Caleg Kurang Menarik Perhatian Kaum Perempuan
Sejak pengajuan daftar calon pada 4 Juli, diikuti oleh pengumuman daftar calon sementara (DCS) pada 14 Agustus, dan dilanjutkan dengan penetapan daftar calon tetap (DCT) pada 20 September lalu, perhatian masyarakat terbilang sangat sedikit terhadap pencalonan anggota Dewan Perwakilan Rakyat, baik pada tingkat lokal maupun nasional. Kaum perempuan tercatat yang paling tidak peduli terhadap nama calon wakil rakyat yang akan dipilihnya.
Hingga dua minggu setelah penetapan DCT, baru 11,9 persen calon pemilih yang sudah mengetahui, minimal satu, nama calon anggota DPR yang akan dipilih. Sisanya, 88,1 persen belum mengetahui siapa calon anggota legislatif (caleg) yang akan dipilih. Padahal, jumlah caleg yang sudah ditetapkan KPU mencapai 7.968 untuk DPR RI, belum termasuk untuk DPRD kabupaten/kota dan provinsi.
Satu partai saja caleg yang didaftarkan bisa mencapai puluhan ribu untuk semua tingkat. Partai Nasdem, misalnya, total mendaftarkan 20.931 caleg untuk DPR RI, DPRD provinsi, dan DPRD kabupaten/kota seluruh Indonesia.
Kurangnya pengenalan terhadap caleg menunjukkan bahwa orang-orang yang akan masuk ke lembaga DPR atau DPRD adalah pemain politik instan yang sebelumnya tidak mengakar sebagai tokoh di masyarakat.
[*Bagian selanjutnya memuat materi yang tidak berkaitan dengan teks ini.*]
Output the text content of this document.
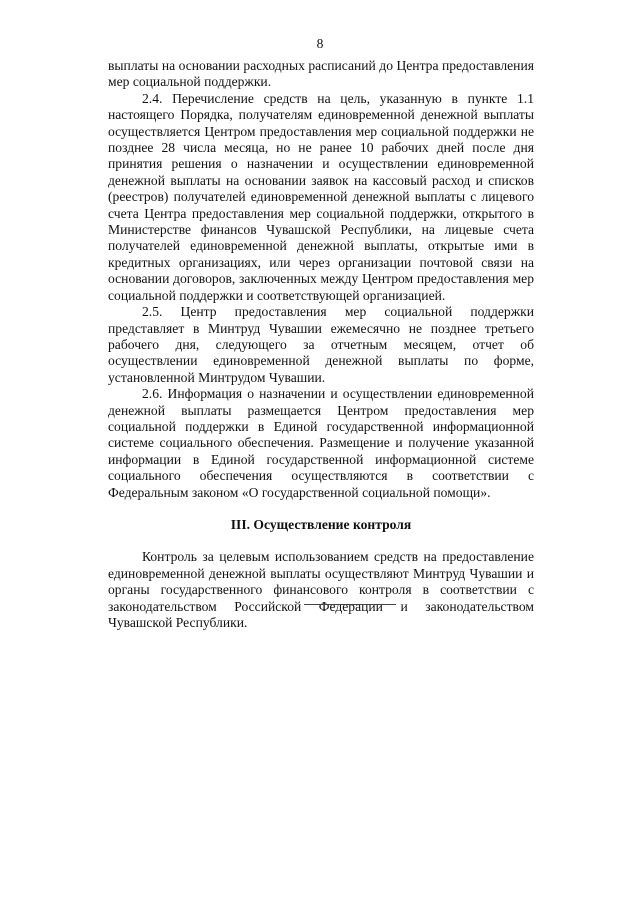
8

выплаты на основании расходных расписаний до Центра предоставления мер социальной поддержки.

2.4. Перечисление средств на цель, указанную в пункте 1.1 настоящего Порядка, получателям единовременной денежной выплаты осуществляется Центром предоставления мер социальной поддержки не позднее 28 числа месяца, но не ранее 10 рабочих дней после дня принятия решения о назначении и осуществлении единовременной денежной выплаты на основании заявок на кассовый расход и списков (реестров) получателей единовременной денежной выплаты с лицевого счета Центра предоставления мер социальной поддержки, открытого в Министерстве финансов Чувашской Республики, на лицевые счета получателей единовременной денежной выплаты, открытые ими в кредитных организациях, или через организации почтовой связи на основании договоров, заключенных между Центром предоставления мер социальной поддержки и соответствующей организацией.

2.5. Центр предоставления мер социальной поддержки представляет в Минтруд Чувашии ежемесячно не позднее третьего рабочего дня, следующего за отчетным месяцем, отчет об осуществлении единовременной денежной выплаты по форме, установленной Минтрудом Чувашии.

2.6. Информация о назначении и осуществлении единовременной денежной выплаты размещается Центром предоставления мер социальной поддержки в Единой государственной информационной системе социального обеспечения. Размещение и получение указанной информации в Единой государственной информационной системе социального обеспечения осуществляются в соответствии с Федеральным законом «О государственной социальной помощи».

III. Осуществление контроля

Контроль за целевым использованием средств на предоставление единовременной денежной выплаты осуществляют Минтруд Чувашии и органы государственного финансового контроля в соответствии с законодательством Российской Федерации и законодательством Чувашской Республики.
Selain itu, juga menunjukkan kurangnya antusiasme publik terhadap calon wakil rakyat.
Respons terhadap pencalonan anggota DPR terasa kecil jika dibandingkan dengan pilihan terhadap partai politik dan calon presiden. Calon yang sudah punya pilihan terhadap parpol mencapai 79,6 persen dan terhadap calon presiden 85,3 persen. Terhadap parpol dan capres bahkan sebelum penetapan pun pilihan masyarakat sudah terpola.
Besaran persentase tersebut terlihat dari hasil survei Litbang Kompas awal Oktober 2018 yang melibatkan 1.200 responden di 34 provinsi dengan margin of error 2,8 persen.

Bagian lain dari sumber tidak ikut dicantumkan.